Por primera vez, son más los franceses que consideran que la Agrupación Nacional (RN) de la líder ultraderechista Marine Le Pen no representa un peligro para la democracia.
Por primera vez, son más los franceses que consideran que la Agrupación Nacional (RN) de la líder ultraderechista Marine Le Pen no representa un peligro para la democracia.
Así lo reveló un sondeo del instituto Verian para el diario Le Monde, que el matutino parisino publicó esta semana y encendió señales de alarma.
Según la encuesta, el 45% de los franceses ya no ven a Le Pen como peligrosa para la convivencia democrática en el país, contra el 41% que la siguen considerándola como una elección riesgosa, como ha sido habitual en los últimos años.
Y el número de encuestados que están en desacuerdo con su partido, cayó al 54%, el nivel más bajo desde 1984, agrega este estudio.
"Marine Le Pen se convirtió actualmente en la alternativa natural al macronismo", afirmó Frédéric Dabi, director del instituto de sondeos Ifop, durante la presentación de un estudio realizado por la Fondation Jean-Jaurès.
La líder ultraderechista ya llegó a la segunda vuelta en las elecciones presidenciales de 2017 y 2022, que perdió ante Macron con un 33,9% y un 41,45%, pero creciendo en votos.
Tras años de una estrategia centrada en liberarse del aura ultra del Frente Nacional (FN) de su padre, el neofascista Jean-Marie Le Pen, Marine aparece ahora como recentrada.
Lo reconfirmó en las legislativas de junio de 2022 como primer partido de oposición, gracias a una campaña centrada en las preocupaciones de los franceses, como el poder adquisitivo, y a la emergencia del rival ultra Éric Zemmour.
Momento pre-Le Pen
Según Antoine Bristielle, de la Fondation Jean-Jaurès, Le Pen "se hace eco de manera muy clara de lo que piensan y quieren los franceses".
Sobre la inmigración, "un 66% cree que hay demasiados extranjeros en Francia y esa impresión la comparten incluso “más de uno de cada dos votantes socialistas", asegura.
"Las ideas de la extrema derecha se difunden y se propagan en los grandes partidos Ivaldi, politólogo de Cevipof. La creciente porosidad se da especialmente con la derecha tradicional., como vemos en Francia o Alemania", apunta Gilles
El politólogo Raphaël Llorca está convencido de que Francia vive "un momento pre-Le Pen", máxime cuando la "centralidad" de esta política, abogada y criadora de gatos de 55 años constituye "algo novedoso".
"Cualquier acontecimiento que aparece en la actualidad se interpreta y enmarca inmediatamente como algo que favorece a la extrema derecha, desde los disturbios urbanos a la crisis alimentaria", apunta.
Sin olvidar la guerra entre Israel y el movimiento islamista palestino Hamás.
Marine Le Pen aprovechó su participación el 12 de noviembre en una marcha contra el antisemitismo para mostrar una ruptura con el pasado antisemita de su padre, una manifestación a la que Macron no asistió.
Giro a la derecha
Sarah Proust, edil socialista en París, señala una "ola" ultraderechista a nivel europeo.
Varios países de la Unión Europea, entre ellos Italia, Hungría y Finlandia, ya tienen a partidos de extrema derecha en el poder y Países Bajos podría seguir sus pasos.

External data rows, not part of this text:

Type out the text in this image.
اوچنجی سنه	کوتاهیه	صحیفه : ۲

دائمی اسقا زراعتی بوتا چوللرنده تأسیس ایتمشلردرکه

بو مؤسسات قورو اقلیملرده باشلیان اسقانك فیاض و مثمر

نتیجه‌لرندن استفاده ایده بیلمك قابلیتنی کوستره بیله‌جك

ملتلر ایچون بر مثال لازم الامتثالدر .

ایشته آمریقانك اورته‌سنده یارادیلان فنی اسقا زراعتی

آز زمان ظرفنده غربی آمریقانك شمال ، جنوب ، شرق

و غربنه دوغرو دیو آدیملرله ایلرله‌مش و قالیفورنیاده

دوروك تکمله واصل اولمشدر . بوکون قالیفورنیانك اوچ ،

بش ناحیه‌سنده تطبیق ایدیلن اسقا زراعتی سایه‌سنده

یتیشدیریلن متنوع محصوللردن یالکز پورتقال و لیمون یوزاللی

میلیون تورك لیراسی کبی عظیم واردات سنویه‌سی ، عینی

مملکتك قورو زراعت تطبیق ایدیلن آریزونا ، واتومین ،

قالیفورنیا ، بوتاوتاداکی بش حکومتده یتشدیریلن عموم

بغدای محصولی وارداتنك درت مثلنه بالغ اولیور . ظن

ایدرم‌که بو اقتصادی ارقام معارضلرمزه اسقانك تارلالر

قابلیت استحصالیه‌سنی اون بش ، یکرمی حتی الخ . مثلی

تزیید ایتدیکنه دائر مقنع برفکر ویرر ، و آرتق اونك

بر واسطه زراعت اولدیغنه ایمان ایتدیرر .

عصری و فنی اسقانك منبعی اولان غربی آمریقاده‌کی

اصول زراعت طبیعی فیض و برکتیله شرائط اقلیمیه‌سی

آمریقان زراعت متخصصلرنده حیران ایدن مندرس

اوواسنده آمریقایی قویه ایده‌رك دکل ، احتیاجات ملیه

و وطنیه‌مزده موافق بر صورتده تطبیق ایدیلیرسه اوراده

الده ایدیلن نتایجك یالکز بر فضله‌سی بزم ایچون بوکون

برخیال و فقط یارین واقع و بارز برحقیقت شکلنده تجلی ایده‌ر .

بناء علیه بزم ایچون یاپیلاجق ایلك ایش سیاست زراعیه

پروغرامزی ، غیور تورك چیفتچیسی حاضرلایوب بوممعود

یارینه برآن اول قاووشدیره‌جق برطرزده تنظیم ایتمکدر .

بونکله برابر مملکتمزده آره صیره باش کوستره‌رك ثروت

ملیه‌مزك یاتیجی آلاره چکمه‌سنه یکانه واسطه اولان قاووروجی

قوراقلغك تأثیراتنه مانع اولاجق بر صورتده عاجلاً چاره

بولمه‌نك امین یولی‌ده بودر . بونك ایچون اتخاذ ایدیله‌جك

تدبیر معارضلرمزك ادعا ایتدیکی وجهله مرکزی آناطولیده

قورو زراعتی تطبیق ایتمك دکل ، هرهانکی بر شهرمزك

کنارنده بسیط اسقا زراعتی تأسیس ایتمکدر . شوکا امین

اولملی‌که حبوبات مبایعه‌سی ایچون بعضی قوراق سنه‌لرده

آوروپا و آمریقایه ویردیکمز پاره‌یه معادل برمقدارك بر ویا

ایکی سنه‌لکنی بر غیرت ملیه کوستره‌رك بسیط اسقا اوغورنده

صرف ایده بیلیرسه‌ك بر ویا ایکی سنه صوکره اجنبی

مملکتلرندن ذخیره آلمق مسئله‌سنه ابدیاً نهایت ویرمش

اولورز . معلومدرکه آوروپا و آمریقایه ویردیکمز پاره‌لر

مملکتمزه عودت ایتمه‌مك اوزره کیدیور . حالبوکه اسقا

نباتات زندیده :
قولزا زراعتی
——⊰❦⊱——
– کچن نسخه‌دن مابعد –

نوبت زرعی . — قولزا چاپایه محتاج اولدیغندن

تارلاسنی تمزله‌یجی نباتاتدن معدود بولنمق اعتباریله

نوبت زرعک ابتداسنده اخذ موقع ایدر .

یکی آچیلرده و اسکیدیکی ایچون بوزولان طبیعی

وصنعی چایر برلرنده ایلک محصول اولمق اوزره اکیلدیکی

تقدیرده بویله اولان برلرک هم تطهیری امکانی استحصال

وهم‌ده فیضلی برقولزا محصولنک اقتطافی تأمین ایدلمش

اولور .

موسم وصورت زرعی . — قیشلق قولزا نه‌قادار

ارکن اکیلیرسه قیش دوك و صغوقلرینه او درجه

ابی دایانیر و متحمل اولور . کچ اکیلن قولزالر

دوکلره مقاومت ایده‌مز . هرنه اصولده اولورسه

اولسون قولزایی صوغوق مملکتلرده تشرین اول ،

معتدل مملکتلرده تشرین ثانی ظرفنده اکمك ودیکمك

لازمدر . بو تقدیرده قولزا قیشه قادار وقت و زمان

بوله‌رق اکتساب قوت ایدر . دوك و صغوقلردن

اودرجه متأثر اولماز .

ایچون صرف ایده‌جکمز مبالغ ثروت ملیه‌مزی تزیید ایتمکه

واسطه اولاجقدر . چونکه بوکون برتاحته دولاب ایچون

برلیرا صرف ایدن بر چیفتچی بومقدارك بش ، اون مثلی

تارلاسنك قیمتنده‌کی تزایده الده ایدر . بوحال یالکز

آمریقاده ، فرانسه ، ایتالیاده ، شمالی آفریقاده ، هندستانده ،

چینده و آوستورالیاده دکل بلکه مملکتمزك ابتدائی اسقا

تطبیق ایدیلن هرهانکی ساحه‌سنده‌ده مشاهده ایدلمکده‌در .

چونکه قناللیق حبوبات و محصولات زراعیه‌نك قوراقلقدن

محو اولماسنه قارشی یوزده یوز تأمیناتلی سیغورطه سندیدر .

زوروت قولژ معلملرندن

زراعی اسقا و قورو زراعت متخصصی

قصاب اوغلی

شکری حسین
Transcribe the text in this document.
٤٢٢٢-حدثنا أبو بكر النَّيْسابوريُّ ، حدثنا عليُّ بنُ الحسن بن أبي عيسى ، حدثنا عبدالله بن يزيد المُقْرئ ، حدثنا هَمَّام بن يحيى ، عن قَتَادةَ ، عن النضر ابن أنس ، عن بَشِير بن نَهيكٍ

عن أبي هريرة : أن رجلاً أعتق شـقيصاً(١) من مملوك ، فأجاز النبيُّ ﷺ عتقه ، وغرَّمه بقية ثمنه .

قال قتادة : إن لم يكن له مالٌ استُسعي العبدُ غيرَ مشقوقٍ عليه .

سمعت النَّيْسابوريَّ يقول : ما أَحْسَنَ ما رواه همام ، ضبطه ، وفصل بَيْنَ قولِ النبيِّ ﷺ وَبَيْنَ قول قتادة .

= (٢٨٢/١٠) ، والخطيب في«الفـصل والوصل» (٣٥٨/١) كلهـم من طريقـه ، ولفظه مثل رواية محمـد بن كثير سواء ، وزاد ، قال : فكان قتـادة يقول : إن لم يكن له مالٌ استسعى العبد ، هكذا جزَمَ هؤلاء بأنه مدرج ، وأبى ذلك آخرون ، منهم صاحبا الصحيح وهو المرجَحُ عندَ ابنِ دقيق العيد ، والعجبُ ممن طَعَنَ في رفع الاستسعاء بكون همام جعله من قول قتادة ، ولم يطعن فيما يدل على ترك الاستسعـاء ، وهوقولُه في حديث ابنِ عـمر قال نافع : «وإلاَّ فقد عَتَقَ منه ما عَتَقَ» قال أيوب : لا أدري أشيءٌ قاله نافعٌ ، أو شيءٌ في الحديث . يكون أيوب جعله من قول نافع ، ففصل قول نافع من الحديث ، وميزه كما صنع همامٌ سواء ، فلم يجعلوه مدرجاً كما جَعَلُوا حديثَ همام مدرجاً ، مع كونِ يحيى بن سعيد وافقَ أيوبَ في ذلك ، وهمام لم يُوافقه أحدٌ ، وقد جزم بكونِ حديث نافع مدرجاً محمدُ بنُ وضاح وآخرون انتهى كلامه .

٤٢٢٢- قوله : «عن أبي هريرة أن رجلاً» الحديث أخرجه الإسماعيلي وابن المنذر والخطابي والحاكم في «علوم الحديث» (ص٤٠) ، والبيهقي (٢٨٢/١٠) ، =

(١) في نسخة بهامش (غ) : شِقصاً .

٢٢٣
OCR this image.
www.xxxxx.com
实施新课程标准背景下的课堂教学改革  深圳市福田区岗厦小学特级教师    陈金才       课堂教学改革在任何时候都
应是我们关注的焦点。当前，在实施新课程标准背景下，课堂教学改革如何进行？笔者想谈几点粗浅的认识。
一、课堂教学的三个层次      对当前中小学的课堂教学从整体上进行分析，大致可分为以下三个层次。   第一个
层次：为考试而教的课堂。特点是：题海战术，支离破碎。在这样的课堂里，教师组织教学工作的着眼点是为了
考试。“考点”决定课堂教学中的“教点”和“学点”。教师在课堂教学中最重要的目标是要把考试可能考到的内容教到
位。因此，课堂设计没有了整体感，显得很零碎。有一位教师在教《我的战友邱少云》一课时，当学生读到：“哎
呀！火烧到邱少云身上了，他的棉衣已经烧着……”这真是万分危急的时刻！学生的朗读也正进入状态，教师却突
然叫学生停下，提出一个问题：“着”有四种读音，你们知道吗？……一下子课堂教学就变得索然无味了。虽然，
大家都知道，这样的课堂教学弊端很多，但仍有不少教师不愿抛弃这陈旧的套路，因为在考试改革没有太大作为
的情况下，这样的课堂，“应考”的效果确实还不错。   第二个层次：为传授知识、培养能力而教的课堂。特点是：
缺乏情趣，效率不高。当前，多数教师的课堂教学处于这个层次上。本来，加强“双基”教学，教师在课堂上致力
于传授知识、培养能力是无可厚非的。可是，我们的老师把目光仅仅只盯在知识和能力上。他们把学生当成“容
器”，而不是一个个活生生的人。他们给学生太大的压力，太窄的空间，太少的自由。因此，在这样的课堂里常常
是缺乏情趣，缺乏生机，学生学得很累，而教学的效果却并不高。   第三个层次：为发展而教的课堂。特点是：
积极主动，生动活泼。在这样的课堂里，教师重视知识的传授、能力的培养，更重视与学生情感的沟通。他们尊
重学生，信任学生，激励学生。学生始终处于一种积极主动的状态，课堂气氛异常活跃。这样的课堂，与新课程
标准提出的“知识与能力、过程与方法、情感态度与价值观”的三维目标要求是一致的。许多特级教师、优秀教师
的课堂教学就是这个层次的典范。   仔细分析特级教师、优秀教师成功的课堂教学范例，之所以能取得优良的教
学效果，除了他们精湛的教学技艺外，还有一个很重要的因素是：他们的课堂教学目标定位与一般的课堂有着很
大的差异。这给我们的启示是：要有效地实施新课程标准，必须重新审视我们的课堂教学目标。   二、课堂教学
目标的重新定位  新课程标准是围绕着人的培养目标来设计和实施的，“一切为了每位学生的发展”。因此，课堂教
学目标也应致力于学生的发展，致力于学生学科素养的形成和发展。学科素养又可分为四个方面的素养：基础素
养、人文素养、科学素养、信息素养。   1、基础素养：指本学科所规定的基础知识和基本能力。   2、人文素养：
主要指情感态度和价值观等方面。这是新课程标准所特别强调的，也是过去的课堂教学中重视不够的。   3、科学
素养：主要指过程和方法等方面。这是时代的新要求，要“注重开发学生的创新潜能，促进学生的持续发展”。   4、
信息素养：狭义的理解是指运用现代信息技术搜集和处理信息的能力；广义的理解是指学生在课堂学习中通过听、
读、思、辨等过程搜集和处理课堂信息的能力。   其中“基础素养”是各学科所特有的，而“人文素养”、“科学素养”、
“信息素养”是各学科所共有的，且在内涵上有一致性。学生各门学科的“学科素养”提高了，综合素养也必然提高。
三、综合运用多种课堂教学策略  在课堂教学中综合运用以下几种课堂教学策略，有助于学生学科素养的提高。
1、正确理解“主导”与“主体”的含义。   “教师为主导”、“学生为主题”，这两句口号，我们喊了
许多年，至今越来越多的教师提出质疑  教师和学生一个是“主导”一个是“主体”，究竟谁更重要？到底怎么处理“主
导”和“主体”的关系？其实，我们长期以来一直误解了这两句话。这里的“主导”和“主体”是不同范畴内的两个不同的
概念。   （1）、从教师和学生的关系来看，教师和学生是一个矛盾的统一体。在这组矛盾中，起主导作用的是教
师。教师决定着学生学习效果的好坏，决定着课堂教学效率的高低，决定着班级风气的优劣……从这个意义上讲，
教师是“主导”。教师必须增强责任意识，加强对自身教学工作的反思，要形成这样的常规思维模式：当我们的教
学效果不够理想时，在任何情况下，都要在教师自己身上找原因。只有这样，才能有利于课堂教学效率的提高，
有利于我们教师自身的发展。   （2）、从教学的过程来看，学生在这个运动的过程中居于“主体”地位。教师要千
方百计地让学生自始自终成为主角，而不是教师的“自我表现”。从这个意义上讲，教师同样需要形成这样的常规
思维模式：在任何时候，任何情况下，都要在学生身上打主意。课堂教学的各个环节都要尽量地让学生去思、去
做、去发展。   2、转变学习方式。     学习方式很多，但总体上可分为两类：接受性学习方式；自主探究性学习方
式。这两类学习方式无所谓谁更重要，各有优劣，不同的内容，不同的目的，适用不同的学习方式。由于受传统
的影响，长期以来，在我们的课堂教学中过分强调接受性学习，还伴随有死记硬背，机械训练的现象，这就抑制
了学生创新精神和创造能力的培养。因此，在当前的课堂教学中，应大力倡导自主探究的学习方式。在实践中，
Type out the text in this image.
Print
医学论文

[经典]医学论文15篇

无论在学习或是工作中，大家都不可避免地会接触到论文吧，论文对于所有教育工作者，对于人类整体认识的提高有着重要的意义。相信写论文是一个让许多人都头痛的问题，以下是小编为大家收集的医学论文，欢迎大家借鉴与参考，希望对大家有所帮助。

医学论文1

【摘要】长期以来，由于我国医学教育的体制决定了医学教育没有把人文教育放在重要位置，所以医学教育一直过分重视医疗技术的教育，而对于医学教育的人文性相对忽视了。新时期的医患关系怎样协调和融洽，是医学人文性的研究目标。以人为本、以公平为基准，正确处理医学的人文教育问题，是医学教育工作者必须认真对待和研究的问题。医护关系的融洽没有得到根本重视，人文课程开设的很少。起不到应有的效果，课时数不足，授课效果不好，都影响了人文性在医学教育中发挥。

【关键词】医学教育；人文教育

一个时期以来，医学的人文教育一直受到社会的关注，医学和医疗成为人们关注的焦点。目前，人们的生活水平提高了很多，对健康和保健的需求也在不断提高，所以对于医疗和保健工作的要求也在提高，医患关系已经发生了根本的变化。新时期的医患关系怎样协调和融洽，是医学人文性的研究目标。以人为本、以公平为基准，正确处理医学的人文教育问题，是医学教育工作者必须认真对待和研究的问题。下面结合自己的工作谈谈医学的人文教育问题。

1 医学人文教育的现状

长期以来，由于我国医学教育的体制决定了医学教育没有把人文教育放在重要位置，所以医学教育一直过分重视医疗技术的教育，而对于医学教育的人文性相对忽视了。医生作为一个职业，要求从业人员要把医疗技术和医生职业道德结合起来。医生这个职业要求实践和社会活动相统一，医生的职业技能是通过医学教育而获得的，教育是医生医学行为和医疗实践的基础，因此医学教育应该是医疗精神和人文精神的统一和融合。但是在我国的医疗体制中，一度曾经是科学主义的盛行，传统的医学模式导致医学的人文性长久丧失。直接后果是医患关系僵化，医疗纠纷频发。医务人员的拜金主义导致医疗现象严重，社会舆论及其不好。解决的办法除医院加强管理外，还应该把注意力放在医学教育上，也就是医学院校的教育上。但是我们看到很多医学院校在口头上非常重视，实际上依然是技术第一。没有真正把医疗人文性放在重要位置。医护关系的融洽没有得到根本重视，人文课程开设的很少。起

El partido de Le Pen aparece en los sondeos como el gran favorito en Francia de las elecciones al Parlamento Europeo del próximo junio, que se celebrarán meses antes de un juicio contra la líder y su formación por malversar fondos públicos europeos.
En este contexto, la pregunta es si se encamina hacia la presidencia de Francia en 2027, en las que Macron ya no podrá participar.
"Puede ganar vista la naturaleza de sus apoyos, su estructura electoral que es ‘atrapalotodo’ y que se parece a la de un partido de gobierno", explica Dabi.
Adélaïde Zulfikarpasic, de la encuestadora BVA, advierte no obstante que "su derrota todavía es posible", ya que la "desdemonización" de su partido aun "no es total".